Testing LangGraph with pytest Fixtures

Structure your test suite with fixtures that create reusable graph instances:

import pytest
from unittest.mock import MagicMock, patch
from langgraph.checkpoint.memory import MemorySaver

@pytest.fixture
def mock_llm():
    llm = MagicMock()
    llm.invoke.return_value = AIMessage(content="mocked response")
    return llm

@pytest.fixture
def mock_search():
    search = MagicMock()
    search.search.return_value = [
        {"title": "Test Result", "content": "test content", "url": "https://example.com"}
    ]
    return search

@pytest.fixture
def graph(mock_llm, mock_search):
    with patch("your_agent.nodes.llm", mock_llm), \
         patch("your_agent.nodes.search_api", mock_search):
        yield create_research_graph(checkpointer=MemorySaver())

class TestResearchWorkflow:
    def test_basic_research_flow(self, graph):
        result = graph.invoke(
            {"messages": [HumanMessage(content="test query")]},
            config={"configurable": {"thread_id": "test-1"}}
        )
        assert result["messages"][-1].type == "ai"
    
    def test_multiple_independent_runs(self, graph):
        # Each thread is independent
        for i in range(3):
            result = graph.invoke(
                {"messages": [HumanMessage(content=f"query {i}")]},
                config={"configurable": {"thread_id": f"thread-{i}"}}
            )
            assert result is not None

Running LangGraph Tests in CI

LangGraph tests are pure Python — no special infrastructure needed.
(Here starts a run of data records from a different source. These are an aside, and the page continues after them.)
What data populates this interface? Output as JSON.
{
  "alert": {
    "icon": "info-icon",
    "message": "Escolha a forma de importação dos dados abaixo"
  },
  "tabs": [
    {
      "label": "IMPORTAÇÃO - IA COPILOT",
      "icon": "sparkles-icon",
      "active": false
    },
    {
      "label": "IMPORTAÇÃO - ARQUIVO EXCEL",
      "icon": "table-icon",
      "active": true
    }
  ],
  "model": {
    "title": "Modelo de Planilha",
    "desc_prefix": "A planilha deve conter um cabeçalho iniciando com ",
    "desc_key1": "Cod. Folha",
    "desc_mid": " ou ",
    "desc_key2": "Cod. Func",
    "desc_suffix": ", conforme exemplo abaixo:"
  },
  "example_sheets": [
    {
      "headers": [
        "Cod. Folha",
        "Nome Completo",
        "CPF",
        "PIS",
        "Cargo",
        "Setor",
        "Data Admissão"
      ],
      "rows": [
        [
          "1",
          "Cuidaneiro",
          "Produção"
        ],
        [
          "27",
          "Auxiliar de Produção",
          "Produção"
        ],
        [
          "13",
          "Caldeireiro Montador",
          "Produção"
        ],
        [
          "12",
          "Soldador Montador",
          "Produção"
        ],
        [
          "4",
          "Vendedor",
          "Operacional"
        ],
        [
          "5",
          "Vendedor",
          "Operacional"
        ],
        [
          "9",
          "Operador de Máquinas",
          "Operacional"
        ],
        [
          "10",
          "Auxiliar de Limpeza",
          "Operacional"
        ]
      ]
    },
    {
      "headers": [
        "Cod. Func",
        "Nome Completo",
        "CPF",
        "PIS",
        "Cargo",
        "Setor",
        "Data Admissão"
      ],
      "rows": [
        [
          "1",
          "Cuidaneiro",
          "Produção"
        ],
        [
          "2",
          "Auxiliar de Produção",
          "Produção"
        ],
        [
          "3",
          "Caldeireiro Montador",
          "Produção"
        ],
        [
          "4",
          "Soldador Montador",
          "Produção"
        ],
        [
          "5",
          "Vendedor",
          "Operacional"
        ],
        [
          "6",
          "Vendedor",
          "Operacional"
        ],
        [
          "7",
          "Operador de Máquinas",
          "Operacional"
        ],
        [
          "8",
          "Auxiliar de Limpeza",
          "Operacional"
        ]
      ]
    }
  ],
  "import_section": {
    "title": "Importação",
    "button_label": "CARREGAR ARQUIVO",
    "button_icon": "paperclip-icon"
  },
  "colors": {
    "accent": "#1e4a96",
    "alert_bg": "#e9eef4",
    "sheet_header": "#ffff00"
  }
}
# .github/workflows/test.yml
- name: Run LangGraph agent tests
  run: pytest tests/agents/ -v --tb=short
  env:
    PYTHONDONTWRITEBYTECODE: 1
    # No real API keys needed — everything is mocked

Keep a tests/agents/ directory with one test file per graph. Name tests by workflow step: test_research_node.py, test_routing.py, test_graph_integration.py.

Test execution order: Run node tests first (fastest), then routing tests, then full graph tests. Fail fast on node regressions before spending time on integration tests.

LangGraph's state machine structure is a gift for testing. Use it.